Abstract

Apparently acute appendicitis as a disease has been around at least for thousands of years, as evidence from Egyptian mummies show, but it was not until renaissance that appendix as an anatomic entity was defined (1). It took few hundred years more until Fitz (2) in 1886 published an article on the diagnosis and management of acute appendicitis and McBurney (3) in 1894 described the muscle splitting incision. It was also Charles McBurney (4) who in 1891 described the exact point of maximal tenderness in acute appendicitis, known as the “McBurney’s point.” Diagnosis based on clinical examination followed by open appendectomy became the standard for the next 100 years, and was the most common surgical emergency we as surgical residents encountered. And we thought that “the case is closed,” no need for further research or innovations. What little did we know …
First of all, it is not going away. The lifetime cumulative incidence of acute appendicitis in Western world is about 9%, and it seems to increase both in developed and developing countries (5, 6). Second, it is not an innocent disease. The case fatality rate in Sweden in 1987–1996 was 2.44/1000 appendectomies with highest rates among the elderly and when perforated (7). How can we improve the outcome?
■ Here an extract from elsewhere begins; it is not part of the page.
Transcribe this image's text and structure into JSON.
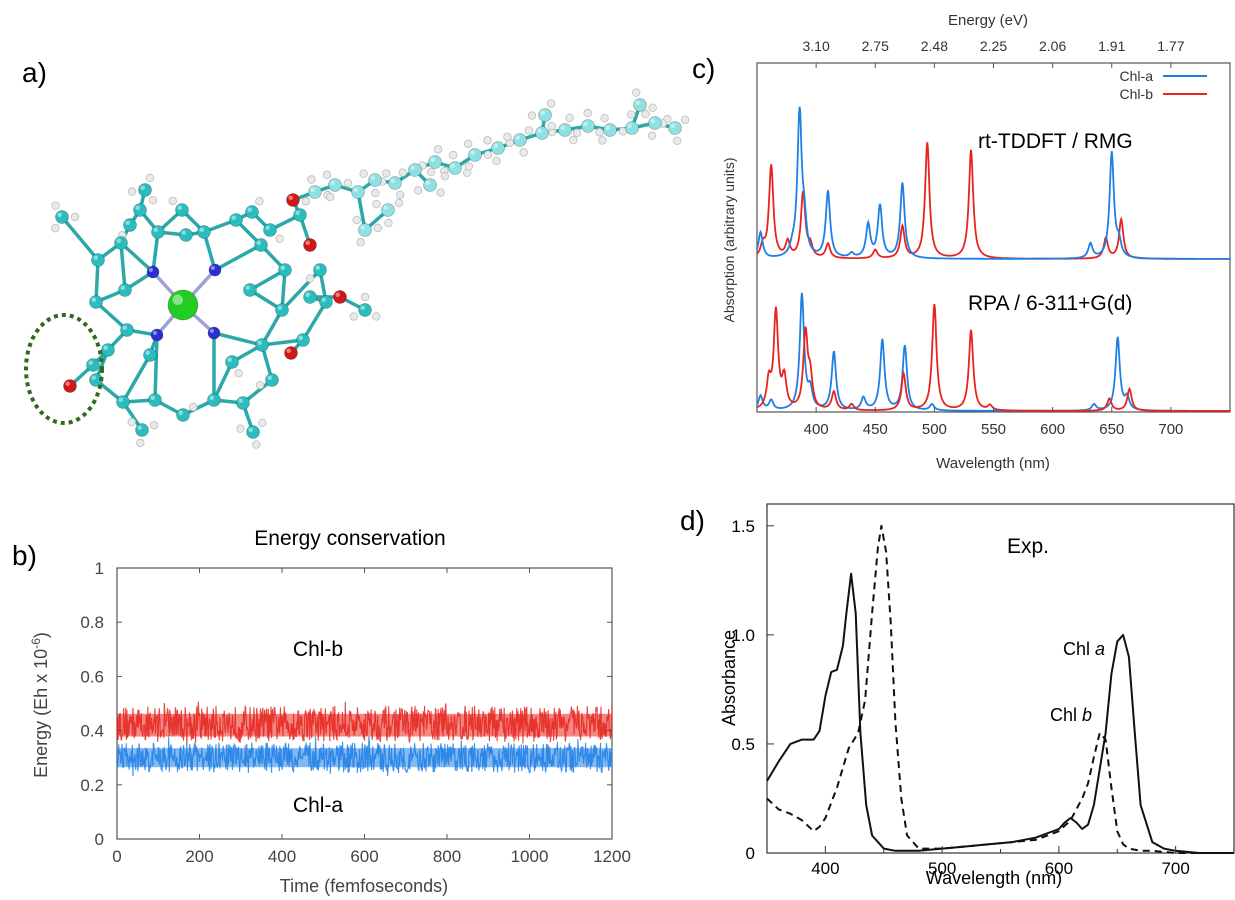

We need to diagnose (and treat) the disease earlier. Decreasing pre-hospital delay requires educational efforts both toward the public and to the primary health-care providers so that the patients with suspected appendicitis will be evaluated with minimal delay. In-hospital delay can be improved by better diagnostics, whether supporting clinical evaluation with imaging techniques such as ultrasound or low-dose computed tomography, or relying on various diagnostic scores (8 –10). Organizing our emergency surgery system better has been shown to improve outcome (11). Outpatient laparoscopic appendectomy is also feasible and safe, and could result in major savings in resources (12).
The treatment options are still controversial; surgery or antibiotics, laparoscopic or open surgery, just to mention two. Most Western academic centers prefer laparoscopic over open appendectomy, and there are numerous studies that seem to support the superiority of the laparoscopic approach (13). However, the differences in outcome are not that drastic and under many rural and third-world conditions open appendectomy is a perfectly accepted option. On the other hand, the laparoscopic techniques are constantly developed using a single-incision approach (14) or gasless laparoscopy (15), for example. Even “new” diseases are discovered, such as the stump appendicitis, although obviously it can also occur after incomplete open appendectomy (16).
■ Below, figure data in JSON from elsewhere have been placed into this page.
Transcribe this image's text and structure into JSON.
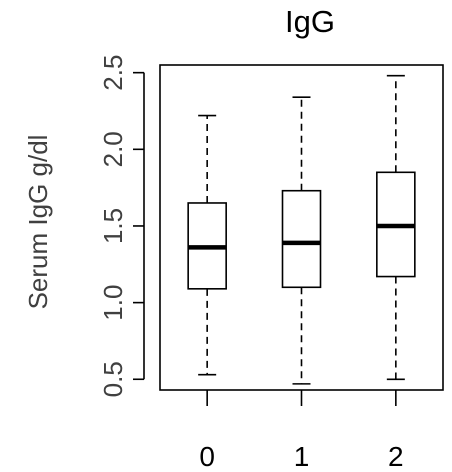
{
  "chart_data": {
    "type": "box",
    "title": "IgG",
    "xlabel": "",
    "ylabel": "Serum IgG g/dl",
    "categories": [
      "0",
      "1",
      "2"
    ],
    "yticks": [
      "0.5",
      "1.0",
      "1.5",
      "2.0",
      "2.5"
    ],
    "ylim": [
      0.43,
      2.55
    ],
    "grid": false,
    "boxes": [
      {
        "category": "0",
        "min": 0.53,
        "q1": 1.09,
        "median": 1.36,
        "q3": 1.65,
        "max": 2.22
      },
      {
        "category": "1",
        "min": 0.47,
        "q1": 1.1,
        "median": 1.39,
        "q3": 1.73,
        "max": 2.34
      },
      {
        "category": "2",
        "min": 0.5,
        "q1": 1.17,
        "median": 1.5,
        "q3": 1.85,
        "max": 2.48
      }
    ]
  }
}
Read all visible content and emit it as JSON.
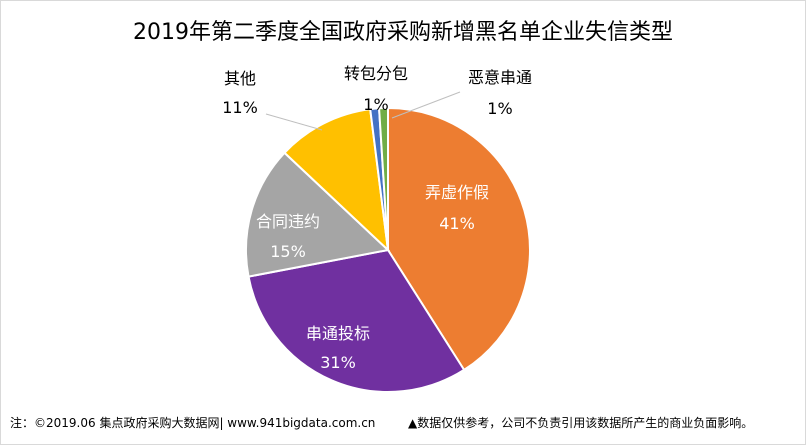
{
  "chart_data": {
    "type": "pie",
    "title": "2019年第二季度全国政府采购新增黑名单企业失信类型",
    "slices": [
      {
        "label": "弄虚作假",
        "value": 41,
        "pct": "41%",
        "color": "#ED7D31"
      },
      {
        "label": "串通投标",
        "value": 31,
        "pct": "31%",
        "color": "#7030A0"
      },
      {
        "label": "合同违约",
        "value": 15,
        "pct": "15%",
        "color": "#A5A5A5"
      },
      {
        "label": "其他",
        "value": 11,
        "pct": "11%",
        "color": "#FFC000"
      },
      {
        "label": "转包分包",
        "value": 1,
        "pct": "1%",
        "color": "#4472C4"
      },
      {
        "label": "恶意串通",
        "value": 1,
        "pct": "1%",
        "color": "#70AD47"
      }
    ],
    "legend": "none"
  },
  "footer": {
    "note": "注：©2019.06  集点政府采购大数据网| www.941bigdata.com.cn",
    "disclaimer": "▲数据仅供参考，公司不负责引用该数据所产生的商业负面影响。"
  }
}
There are several randomized trials (and more coming) comparing antibiotic treatment with appendectomy in patients with acute uncomplicated appendicitis and even some meta-analyses (17, 18). So, the jury is still out …
Finally, the manifestation and natural progression of acute appendicitis varies considerably and perhaps in the future the treatment can be tailored to the patient’s genetic profile (19). While waiting for that, we still need to do research to find the best practices, as shown in some of the articles in this issue of the Scandinavian Journal of Surgery.